GAP tells this semigroup is not a group.

Question

Happy Nowruz 2016 to every one here!

Using the code which James pointed here; I was playing with the following finite semigroup:

gap > f:=FreeSemigroup("a","b");;  
      a:=f.1;;  b:=f.2;; 
      w:=f/[[a^4,a],[b^2,a^3],[b*a,a^2*b],[b^3,b]];;
      T=Range(IsomorphismTransformationSemigroup(w));;

GAP tells us that T has $6$ elements, is regular (Inverse) and has just one idempotent. This means that T is a finite group see here.

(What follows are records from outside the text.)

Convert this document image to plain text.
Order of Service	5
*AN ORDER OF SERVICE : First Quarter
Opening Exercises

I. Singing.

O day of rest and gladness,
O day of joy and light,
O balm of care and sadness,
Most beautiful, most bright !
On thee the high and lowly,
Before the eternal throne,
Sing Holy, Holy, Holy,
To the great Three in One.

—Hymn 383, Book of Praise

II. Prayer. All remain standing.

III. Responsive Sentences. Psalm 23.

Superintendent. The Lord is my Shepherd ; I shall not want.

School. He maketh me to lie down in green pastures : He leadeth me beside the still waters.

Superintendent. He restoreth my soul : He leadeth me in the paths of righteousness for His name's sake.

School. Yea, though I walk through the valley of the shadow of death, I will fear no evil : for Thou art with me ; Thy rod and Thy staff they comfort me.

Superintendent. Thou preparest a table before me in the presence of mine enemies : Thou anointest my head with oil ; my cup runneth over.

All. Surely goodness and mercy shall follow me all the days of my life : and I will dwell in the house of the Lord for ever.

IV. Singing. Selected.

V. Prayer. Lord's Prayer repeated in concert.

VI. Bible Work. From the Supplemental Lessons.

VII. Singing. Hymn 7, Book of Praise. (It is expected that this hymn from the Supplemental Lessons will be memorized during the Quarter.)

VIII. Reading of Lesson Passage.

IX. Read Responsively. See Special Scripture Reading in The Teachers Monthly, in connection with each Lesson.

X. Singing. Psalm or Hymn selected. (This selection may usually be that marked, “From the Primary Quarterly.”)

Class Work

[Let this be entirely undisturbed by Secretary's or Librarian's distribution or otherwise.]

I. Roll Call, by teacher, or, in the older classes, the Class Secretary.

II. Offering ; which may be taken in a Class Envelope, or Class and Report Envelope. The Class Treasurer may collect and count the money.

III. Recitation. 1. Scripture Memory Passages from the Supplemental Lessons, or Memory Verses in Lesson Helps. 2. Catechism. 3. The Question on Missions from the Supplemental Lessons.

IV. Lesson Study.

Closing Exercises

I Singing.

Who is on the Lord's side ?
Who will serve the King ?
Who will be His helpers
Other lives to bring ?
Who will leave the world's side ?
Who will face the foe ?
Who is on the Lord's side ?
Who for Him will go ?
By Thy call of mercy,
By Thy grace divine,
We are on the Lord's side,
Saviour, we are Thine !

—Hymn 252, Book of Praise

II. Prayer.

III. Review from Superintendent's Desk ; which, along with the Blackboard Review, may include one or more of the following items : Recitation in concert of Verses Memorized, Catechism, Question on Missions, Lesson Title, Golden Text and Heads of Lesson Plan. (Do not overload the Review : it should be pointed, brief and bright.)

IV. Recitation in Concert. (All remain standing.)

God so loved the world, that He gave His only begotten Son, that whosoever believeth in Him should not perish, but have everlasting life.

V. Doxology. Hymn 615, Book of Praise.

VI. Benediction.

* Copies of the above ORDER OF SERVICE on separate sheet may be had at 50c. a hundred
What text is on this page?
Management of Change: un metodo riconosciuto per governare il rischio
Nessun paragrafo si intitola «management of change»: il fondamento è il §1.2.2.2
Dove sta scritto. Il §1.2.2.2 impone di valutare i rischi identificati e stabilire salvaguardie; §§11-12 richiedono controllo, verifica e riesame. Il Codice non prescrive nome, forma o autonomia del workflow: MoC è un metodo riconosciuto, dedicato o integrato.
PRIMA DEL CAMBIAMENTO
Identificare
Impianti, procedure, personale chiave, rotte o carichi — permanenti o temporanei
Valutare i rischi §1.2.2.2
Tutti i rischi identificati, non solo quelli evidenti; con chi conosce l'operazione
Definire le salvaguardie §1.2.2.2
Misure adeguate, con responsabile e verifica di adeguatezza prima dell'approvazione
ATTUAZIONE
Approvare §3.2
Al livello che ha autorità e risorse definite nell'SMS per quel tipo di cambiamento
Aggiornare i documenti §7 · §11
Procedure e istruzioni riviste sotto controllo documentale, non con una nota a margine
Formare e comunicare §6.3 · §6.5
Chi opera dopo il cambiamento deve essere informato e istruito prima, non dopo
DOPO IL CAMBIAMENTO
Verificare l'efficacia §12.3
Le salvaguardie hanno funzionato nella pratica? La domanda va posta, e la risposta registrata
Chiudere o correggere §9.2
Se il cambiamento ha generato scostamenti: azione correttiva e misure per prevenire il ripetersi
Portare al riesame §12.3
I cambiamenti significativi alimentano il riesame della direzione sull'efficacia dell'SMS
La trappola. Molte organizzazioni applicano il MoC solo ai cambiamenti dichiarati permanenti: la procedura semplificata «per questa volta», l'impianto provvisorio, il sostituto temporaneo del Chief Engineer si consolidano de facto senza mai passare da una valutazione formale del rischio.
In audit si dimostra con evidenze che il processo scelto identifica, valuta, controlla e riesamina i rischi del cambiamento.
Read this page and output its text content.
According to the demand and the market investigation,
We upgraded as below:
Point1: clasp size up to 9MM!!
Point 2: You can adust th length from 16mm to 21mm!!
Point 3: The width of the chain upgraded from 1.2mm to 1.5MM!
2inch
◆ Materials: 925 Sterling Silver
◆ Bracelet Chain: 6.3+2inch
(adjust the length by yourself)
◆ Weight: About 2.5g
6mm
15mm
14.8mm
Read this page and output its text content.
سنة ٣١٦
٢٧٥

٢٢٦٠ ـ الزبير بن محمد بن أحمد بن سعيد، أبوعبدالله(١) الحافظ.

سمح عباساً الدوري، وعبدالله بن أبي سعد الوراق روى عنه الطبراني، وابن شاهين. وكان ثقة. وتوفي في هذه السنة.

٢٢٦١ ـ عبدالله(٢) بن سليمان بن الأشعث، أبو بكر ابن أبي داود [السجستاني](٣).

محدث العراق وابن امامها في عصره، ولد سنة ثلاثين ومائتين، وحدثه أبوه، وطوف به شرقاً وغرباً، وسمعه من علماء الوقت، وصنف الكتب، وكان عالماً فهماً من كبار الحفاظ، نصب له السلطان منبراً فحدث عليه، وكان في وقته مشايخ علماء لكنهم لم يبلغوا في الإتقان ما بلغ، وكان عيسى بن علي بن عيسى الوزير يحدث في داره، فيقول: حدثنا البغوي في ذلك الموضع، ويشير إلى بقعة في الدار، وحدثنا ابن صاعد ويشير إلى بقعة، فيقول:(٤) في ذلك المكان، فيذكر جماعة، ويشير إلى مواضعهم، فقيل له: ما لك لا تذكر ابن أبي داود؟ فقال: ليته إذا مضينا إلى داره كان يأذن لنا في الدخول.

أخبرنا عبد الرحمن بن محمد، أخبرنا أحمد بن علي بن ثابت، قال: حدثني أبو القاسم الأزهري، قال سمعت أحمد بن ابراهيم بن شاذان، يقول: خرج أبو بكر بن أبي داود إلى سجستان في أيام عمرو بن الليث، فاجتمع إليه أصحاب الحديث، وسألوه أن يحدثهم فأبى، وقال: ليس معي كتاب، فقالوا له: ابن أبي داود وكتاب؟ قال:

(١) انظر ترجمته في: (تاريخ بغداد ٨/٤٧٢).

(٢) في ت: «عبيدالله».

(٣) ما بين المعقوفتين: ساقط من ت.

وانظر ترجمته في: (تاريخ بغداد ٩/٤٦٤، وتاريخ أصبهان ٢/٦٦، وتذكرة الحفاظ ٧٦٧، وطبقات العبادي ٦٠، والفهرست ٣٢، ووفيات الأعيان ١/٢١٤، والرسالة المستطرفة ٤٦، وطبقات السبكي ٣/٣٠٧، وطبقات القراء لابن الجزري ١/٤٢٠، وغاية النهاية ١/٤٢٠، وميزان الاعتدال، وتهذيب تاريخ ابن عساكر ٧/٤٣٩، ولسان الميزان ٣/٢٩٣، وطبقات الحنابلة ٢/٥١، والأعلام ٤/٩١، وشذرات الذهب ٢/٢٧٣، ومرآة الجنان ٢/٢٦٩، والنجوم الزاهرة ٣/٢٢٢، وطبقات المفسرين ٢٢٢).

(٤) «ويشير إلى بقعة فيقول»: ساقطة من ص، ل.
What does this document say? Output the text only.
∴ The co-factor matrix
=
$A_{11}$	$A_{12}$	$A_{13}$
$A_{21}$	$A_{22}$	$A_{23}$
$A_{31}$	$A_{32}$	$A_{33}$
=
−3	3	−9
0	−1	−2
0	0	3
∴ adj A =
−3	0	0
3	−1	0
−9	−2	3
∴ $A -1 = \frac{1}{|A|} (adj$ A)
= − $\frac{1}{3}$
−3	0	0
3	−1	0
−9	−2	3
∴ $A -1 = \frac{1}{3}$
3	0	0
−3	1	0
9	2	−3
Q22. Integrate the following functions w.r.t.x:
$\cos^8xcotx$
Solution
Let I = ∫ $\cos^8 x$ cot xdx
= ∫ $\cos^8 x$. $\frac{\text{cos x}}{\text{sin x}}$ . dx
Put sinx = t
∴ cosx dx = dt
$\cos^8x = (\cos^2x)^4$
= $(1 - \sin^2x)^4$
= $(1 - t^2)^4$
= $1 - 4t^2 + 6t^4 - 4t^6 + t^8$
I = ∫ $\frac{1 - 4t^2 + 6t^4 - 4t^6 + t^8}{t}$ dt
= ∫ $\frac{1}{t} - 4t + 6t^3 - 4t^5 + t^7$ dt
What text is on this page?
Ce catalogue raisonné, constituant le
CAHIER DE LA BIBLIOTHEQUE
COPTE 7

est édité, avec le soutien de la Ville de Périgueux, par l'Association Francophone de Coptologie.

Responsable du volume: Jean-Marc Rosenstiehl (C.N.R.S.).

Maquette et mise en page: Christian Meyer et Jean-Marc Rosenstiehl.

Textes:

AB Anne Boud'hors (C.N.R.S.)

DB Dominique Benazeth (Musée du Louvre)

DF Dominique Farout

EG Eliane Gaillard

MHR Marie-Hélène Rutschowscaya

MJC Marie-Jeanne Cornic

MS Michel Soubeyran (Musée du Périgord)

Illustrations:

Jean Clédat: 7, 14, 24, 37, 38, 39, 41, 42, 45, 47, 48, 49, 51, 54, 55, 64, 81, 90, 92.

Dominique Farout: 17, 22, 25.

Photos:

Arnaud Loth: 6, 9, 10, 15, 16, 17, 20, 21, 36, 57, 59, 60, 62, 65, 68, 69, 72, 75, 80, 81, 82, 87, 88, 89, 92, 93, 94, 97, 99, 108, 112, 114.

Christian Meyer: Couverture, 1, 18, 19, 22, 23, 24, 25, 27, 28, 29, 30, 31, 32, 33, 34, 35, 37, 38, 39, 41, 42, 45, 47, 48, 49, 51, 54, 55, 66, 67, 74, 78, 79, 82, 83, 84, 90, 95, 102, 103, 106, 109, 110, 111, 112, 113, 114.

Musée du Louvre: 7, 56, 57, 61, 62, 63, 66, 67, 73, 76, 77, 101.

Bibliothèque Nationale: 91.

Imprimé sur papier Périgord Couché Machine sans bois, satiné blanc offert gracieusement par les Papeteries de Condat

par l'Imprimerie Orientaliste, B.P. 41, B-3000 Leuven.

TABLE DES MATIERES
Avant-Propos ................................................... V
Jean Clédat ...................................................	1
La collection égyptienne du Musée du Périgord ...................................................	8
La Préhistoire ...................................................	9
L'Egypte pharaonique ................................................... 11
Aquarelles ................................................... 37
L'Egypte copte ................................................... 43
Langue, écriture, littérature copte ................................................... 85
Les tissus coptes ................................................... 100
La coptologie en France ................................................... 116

But, by calling another codes AsGroup(T) and IsGroup(T) both would end to undesirable results failed and false respectively. Is there anything obvious I cannot see well?

Thanks for the time.

Answer 1

Alex is correct: IsGroup only returns true if the object it is applied to belongs to the category of groups. This means that certain operations make sense for the object, such as inversion (via Inverse or ^ -1), and One. Since transformations don't always have an inverse, this means that they sometimes don't belong to the category of groups even though they do define a group mathematically. Just to make life more complicated they also do sometimes belong to the category of groups but let's not get into that.

The thing to check is IsGroupAsSemigroup which checks that the object mathematically defines a group, whether it belongs in the category of groups or not. Also you can do IsomorphismPermGroup to give an isomorphism permutation group.

With the Semigroups package loaded you will get:

gap> IsGroupAsSemigroup(T);
true
gap> IsomorphismPermGroup(T);
MappingByFunction( <transformation group of degree 7 with 2 generators>
, Group([ (2,3,4)(5,6,7), (2,7)(3,6)
(4,5) ]), <Attribute "PermutationOfImage">, function( x ) ... end )

Neither IsGroupAsSemigroup nor IsomorphismPermGroup work in GAP without the Semigroups package.

I don't know why AsGroup returns fail, the documentation is a bit vague. This is probably a bug.